Walking can improve mood due to our hunter-gatherer roots

The mere act of putting one foot in front of the other for a few minutes can significantly boost our mood, a study has discovered.

And it doesn’t matter where we do it, why we do it, who we do it with, or what effect we expect the walk to have. 

Psychologists say the happiness-causing effects arise from the actual physical movement which is connected to how we evolved to move to find food and other rewards. 

The researchers say their study is the first to show this by stripping away all the many factors associated with exercise – such as getting fresh air, being in nature and the satisfaction of reaching fitness goals.

Essentially, ‘movement not only causes increased positive affect [emotional feelings] … but movement partially embodies, or in a sense reflects, positive affect,’ the study authors from The Iowa State University wrote in the paper published in the journal Emotion. 

The act of walking – irrespective of where we do it, why we do it and who we do it with – was shown to lift mood (file photo)

BRITAIN’S LAZINESS EPIDEMIC 

Britain is in the grip of an ‘inactivity epidemic’, with nearly half of adults failing to go for a brisk walk even once a month.

Health bosses say 45 per cent of over-16s are so sedentary they do not manage the health-boosting ten-minute walk.

Public Health England (PHE) officials are especially worried about more than 6 million inactive people aged between 40 and 60 who are putting their busy lives ahead of their health. 

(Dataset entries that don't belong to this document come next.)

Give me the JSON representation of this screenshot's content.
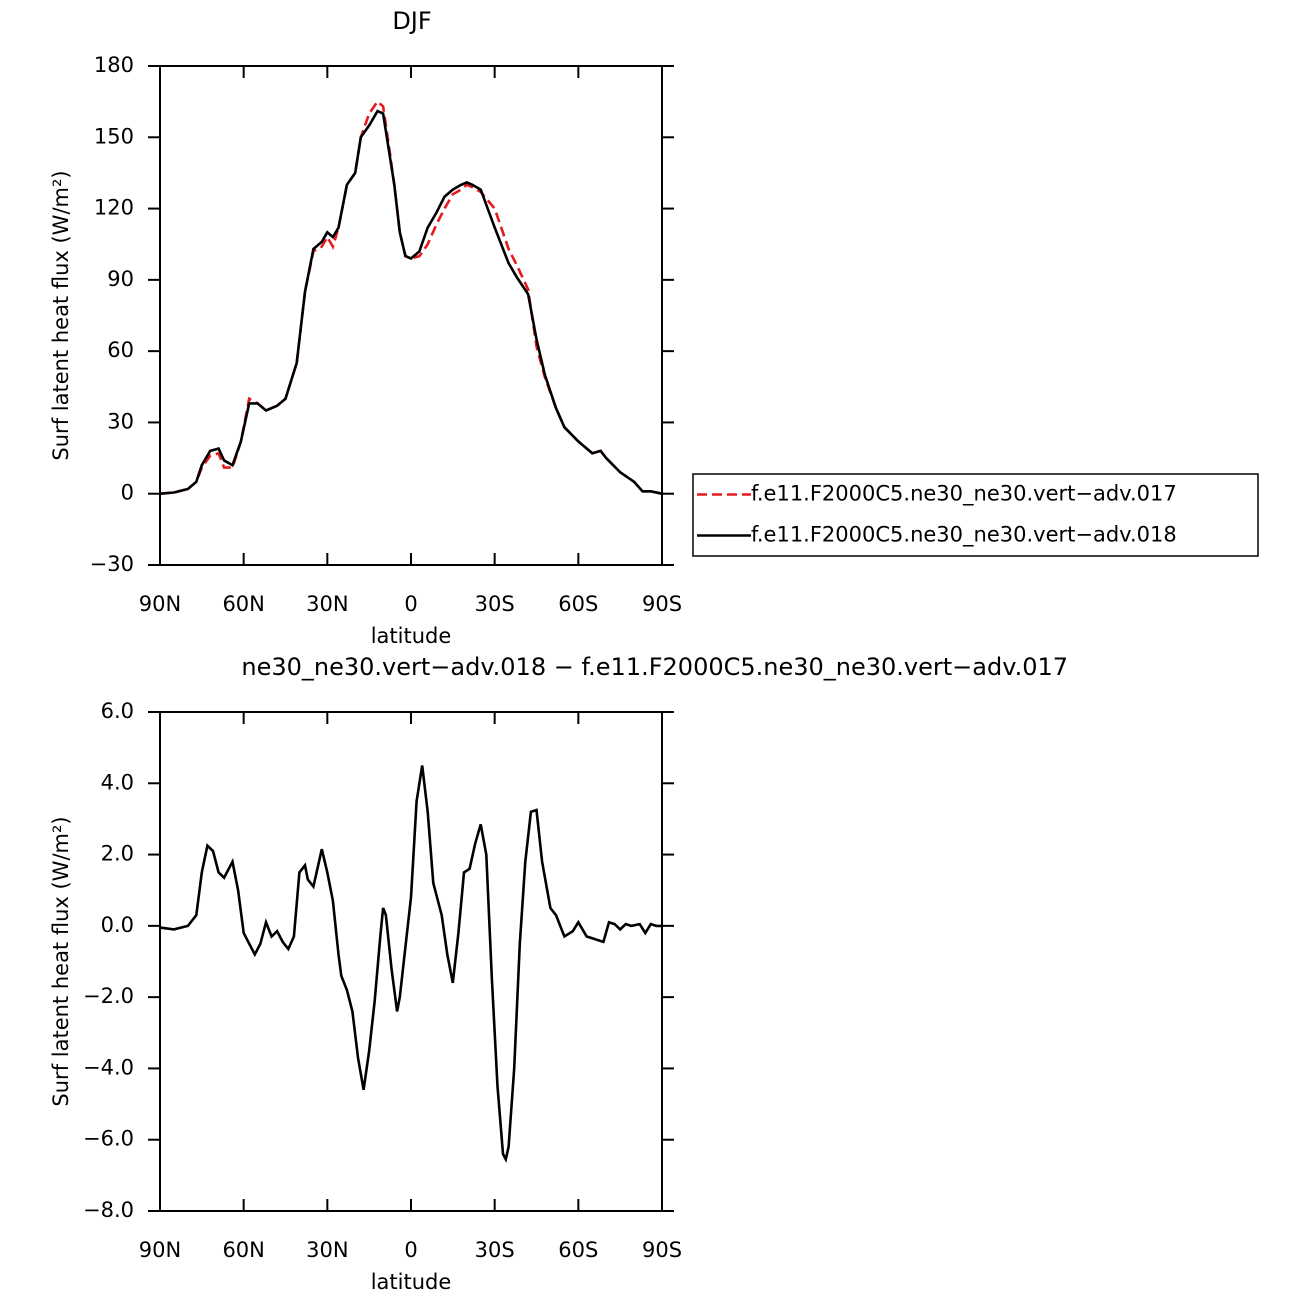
{
  "chart_data": [
    {
      "type": "line",
      "title": "DJF",
      "xlabel": "latitude",
      "ylabel": "Surf latent heat flux (W/m²)",
      "x": [
        90,
        85,
        80,
        77,
        75,
        72,
        69,
        67,
        64,
        61,
        58,
        55,
        52,
        48,
        45,
        41,
        38,
        35,
        32,
        30,
        28,
        26,
        23,
        20,
        18,
        15,
        12,
        10,
        8,
        6,
        4,
        2,
        0,
        -3,
        -6,
        -9,
        -12,
        -15,
        -18,
        -20,
        -22,
        -25,
        -30,
        -35,
        -38,
        -42,
        -45,
        -48,
        -52,
        -55,
        -60,
        -65,
        -68,
        -70,
        -75,
        -80,
        -83,
        -86,
        -90
      ],
      "series": [
        {
          "name": "f.e11.F2000C5.ne30_ne30.vert−adv.017",
          "color": "#e8191c",
          "style": "dashed",
          "values": [
            0,
            0.5,
            2,
            5,
            11,
            16,
            17,
            11,
            11,
            22,
            40,
            38,
            35,
            37,
            40,
            55,
            85,
            102,
            104,
            108,
            104,
            112,
            130,
            135,
            150,
            160,
            165,
            163,
            147,
            130,
            110,
            100,
            99,
            100,
            105,
            113,
            120,
            126,
            128,
            130,
            129,
            127,
            120,
            103,
            96,
            86,
            62,
            49,
            36,
            28,
            22,
            17,
            18,
            15,
            9,
            5,
            1,
            1,
            0
          ]
        },
        {
          "name": "f.e11.F2000C5.ne30_ne30.vert−adv.018",
          "color": "#000000",
          "style": "solid",
          "values": [
            0,
            0.5,
            2,
            5,
            12,
            18,
            19,
            14,
            12,
            22,
            38,
            38,
            35,
            37,
            40,
            55,
            85,
            103,
            106,
            110,
            108,
            112,
            130,
            135,
            150,
            155,
            161,
            160,
            145,
            130,
            110,
            100,
            99,
            102,
            112,
            118,
            125,
            128,
            130,
            131,
            130,
            128,
            112,
            97,
            91,
            84,
            65,
            50,
            36,
            28,
            22,
            17,
            18,
            15,
            9,
            5,
            1,
            1,
            0
          ]
        }
      ],
      "xlim": [
        90,
        -90
      ],
      "xticks": [
        {
          "value": 90,
          "label": "90N"
        },
        {
          "value": 60,
          "label": "60N"
        },
        {
          "value": 30,
          "label": "30N"
        },
        0,
        {
          "value": -30,
          "label": "30S"
        },
        {
          "value": -60,
          "label": "60S"
        },
        {
          "value": -90,
          "label": "90S"
        }
      ],
      "ylim": [
        -30,
        180
      ],
      "yticks": [
        {
          "value": -30,
          "label": "−30"
        },
        0,
        30,
        60,
        90,
        120,
        150,
        180
      ],
      "legend": "right"
    },
    {
      "type": "line",
      "title": "ne30_ne30.vert−adv.018 − f.e11.F2000C5.ne30_ne30.vert−adv.017",
      "xlabel": "latitude",
      "ylabel": "Surf latent heat flux (W/m²)",
      "x": [
        90,
        85,
        80,
        77,
        75,
        73,
        71,
        69,
        67,
        64,
        62,
        60,
        58,
        56,
        54,
        52,
        50,
        48,
        46,
        44,
        42,
        40,
        38,
        37,
        35,
        32,
        30,
        28,
        26,
        25,
        23,
        21,
        19,
        17,
        15,
        13,
        11,
        10,
        9,
        7,
        5,
        4,
        2,
        0,
        -2,
        -4,
        -6,
        -8,
        -11,
        -13,
        -15,
        -17,
        -19,
        -21,
        -23,
        -25,
        -27,
        -29,
        -31,
        -33,
        -34,
        -35,
        -37,
        -39,
        -41,
        -43,
        -45,
        -47,
        -50,
        -52,
        -55,
        -58,
        -60,
        -63,
        -65,
        -67,
        -69,
        -71,
        -73,
        -75,
        -77,
        -79,
        -82,
        -84,
        -86,
        -88,
        -90
      ],
      "values": [
        -0.05,
        -0.1,
        0,
        0.3,
        1.5,
        2.25,
        2.1,
        1.5,
        1.35,
        1.8,
        1.0,
        -0.2,
        -0.5,
        -0.8,
        -0.5,
        0.1,
        -0.3,
        -0.15,
        -0.45,
        -0.65,
        -0.3,
        1.5,
        1.7,
        1.3,
        1.1,
        2.15,
        1.5,
        0.7,
        -0.8,
        -1.4,
        -1.8,
        -2.4,
        -3.7,
        -4.6,
        -3.5,
        -2.1,
        -0.3,
        0.5,
        0.3,
        -1.2,
        -2.4,
        -2.0,
        -0.6,
        0.8,
        3.5,
        4.5,
        3.2,
        1.2,
        0.3,
        -0.8,
        -1.6,
        -0.2,
        1.5,
        1.6,
        2.3,
        2.85,
        2.0,
        -1.5,
        -4.5,
        -6.4,
        -6.55,
        -6.2,
        -4.0,
        -0.5,
        1.8,
        3.2,
        3.25,
        1.8,
        0.5,
        0.3,
        -0.3,
        -0.15,
        0.1,
        -0.3,
        -0.35,
        -0.4,
        -0.45,
        0.1,
        0.05,
        -0.1,
        0.05,
        0,
        0.05,
        -0.2,
        0.05,
        0,
        0
      ],
      "color": "#000000",
      "xlim": [
        90,
        -90
      ],
      "xticks": [
        {
          "value": 90,
          "label": "90N"
        },
        {
          "value": 60,
          "label": "60N"
        },
        {
          "value": 30,
          "label": "30N"
        },
        0,
        {
          "value": -30,
          "label": "30S"
        },
        {
          "value": -60,
          "label": "60S"
        },
        {
          "value": -90,
          "label": "90S"
        }
      ],
      "ylim": [
        -8,
        6
      ],
      "yticks": [
        {
          "value": -8,
          "label": "−8.0"
        },
        {
          "value": -6,
          "label": "−6.0"
        },
        {
          "value": -4,
          "label": "−4.0"
        },
        {
          "value": -2,
          "label": "−2.0"
        },
        {
          "value": 0,
          "label": "0.0"
        },
        {
          "value": 2,
          "label": "2.0"
        },
        {
          "value": 4,
          "label": "4.0"
        },
        {
          "value": 6,
          "label": "6.0"
        }
      ]
    }
  ]
}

In a major change of strategy, they said inactive people should start aiming simply to get out for a short walk each day – rather than the more ambitious 150 minutes of exercise a week that has dominated NHS advice for years.

They said the British population was 20 per cent less active now than in the 1960s, and the average person walked 15 miles less a year than they did just two decades ago.

How the research was carried out 

Across three studies, the team tested hundreds of undergraduate students who were not aware of the true aims of the research to avoid biased answers. 

Two of the studies showed that students who spent 12 minutes on a group walking tour of campus buildings, or on a dull walking tour on their own of the interior of a campus building, reported more positive mood. 

This was compared to another group who sat and looking at photographs of the same campus tour, or watched a video of the same building interior tour.

In a second study, positive mood effects were also found even when researchers induced ‘dread’ in the participants before their walk, by instructing them that after the walk they had to write a two-page essay afterwards.  

In the final study, students spent 10 minutes watching a Saatchi Gallery video alone, one, in three groups who were either sitting, standing or walking on a treadmill. 

Once again, at the end, the students who’d spent time walking reported more positive mood scores than those who had been sitting or standing.  

Authors Jeffrey Miller and Zlatan Krizan wrote: ‘People may underestimate the extent to which just getting off their couch and going for a walk will benefit their mood as they focus on momentarily perceived barriers rather than eventual mood benefits.’